0
votes

everyone.

I got this kernel:

__kernel void FuncionCL(__global char* in, __global char* out, __global int* S2)
{
    __private int op1, op2, op3;
    __private int C;
    __private uint WorkDim, C2;
    op1 = 1;
    op2 = 2;
    WorkDim = get_global_size(0);
    __private int ID;
    ID = get_global_id(0);
    for(C = 0; C < 1000000; C++)
    {
        for(C2 = ID; C2 < 1000; C2 += WorkDim)
        {
            op3 = op1 + op2;
        }
    }
    out[0] = 90;
    out[1] = 89;
    *S2 = (int) WorkDim;
}

It crashes not only the application, the graphic controller too. I i change the for increment for the constant value '16' (the get_global_size() function returns) then the code runs fine. What's the problem?

If i run the code with:

WorkDim = 16;

in the line 8 instead of:

WorkDim = get_global_size(0);

The code runs 400 times faster, that's the problem. Why if the value is the same?

**EDIT: ** Well, now i know why, the code is so slow and there are multiply reasons:

1.- The occupancy.

2.- All the threads do the same iterations in the first loop, the right code looks like this:

__kernel void FuncionCL(__global char* in, __global char* out, __global int* S2) { __private int op1, op2, op3; __private int C; __private uint WorkDim, C2; op1 = 1; op2 = 2; WorkDim = get_global_size(0); __private int ID; ID = get_global_id(0); for(C = ID; C < 1000000; C += WorkDim) { for(C2 = ID; C2 < 1000; C2 += WorkDim) { op3 = op1 + op2; } } out[0] = 90; out[1] = 89; *S2 = (int) WorkDim; }

Now my code runs 6.1 times faster on the GPU than CPU.

1
Does it crash instantly or after some time (like 5 to 10 seconds)? If the latter, it is the OS GPU watchdog timer resetting the GPU because the kernel is taking too long. Ideally you want your kernels to take less than 50 ms or they start affecting system responsiveness (since they are also used for UI drawing, etc.). - Dithermaster
Thanks for your answer. Yes, it crash after 5 seconds. But the question is why? It looks like get_global_size(0) return 0 and the loop never ends, but, if i use a constant value incrment instead of the value in WorkDim, the kernel returns '16' ( get_global_size(0) espected value). - El Benjo

1 Answers

0
votes

Each item there is doing 1000000*1000 = 1Gop. Just too much, takes too long to do that and the driver restarts the GPU. (I am guessing global size is 1 in your example)

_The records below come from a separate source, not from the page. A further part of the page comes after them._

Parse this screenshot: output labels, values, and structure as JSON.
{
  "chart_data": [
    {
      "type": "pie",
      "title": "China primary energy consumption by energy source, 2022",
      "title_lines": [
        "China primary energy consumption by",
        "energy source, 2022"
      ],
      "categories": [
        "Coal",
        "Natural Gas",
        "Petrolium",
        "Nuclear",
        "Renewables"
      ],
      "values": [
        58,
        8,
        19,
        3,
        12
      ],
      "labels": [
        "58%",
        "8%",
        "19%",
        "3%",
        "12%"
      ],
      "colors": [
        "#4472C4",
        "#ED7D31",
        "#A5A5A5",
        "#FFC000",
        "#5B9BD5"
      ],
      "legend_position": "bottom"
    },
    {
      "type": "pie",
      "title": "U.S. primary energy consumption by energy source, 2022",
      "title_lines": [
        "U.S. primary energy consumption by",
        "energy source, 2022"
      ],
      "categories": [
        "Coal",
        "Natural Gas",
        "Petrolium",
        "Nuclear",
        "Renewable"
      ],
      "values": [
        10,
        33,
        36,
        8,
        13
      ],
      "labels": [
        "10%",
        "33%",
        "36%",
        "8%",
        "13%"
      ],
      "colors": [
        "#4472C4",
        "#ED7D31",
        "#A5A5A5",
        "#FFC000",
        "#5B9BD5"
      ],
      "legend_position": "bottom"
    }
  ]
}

It is a total waste of resources to run a CL kernel with so little work items, it will make the GPU do almost-serial computation and take too long.

At least 1024 global items are needed in new GPUs to fully use their resources.

EDIT: The loop is probably optimized by the compiler when it has a static value. Therefore giving an "amazing" speedup.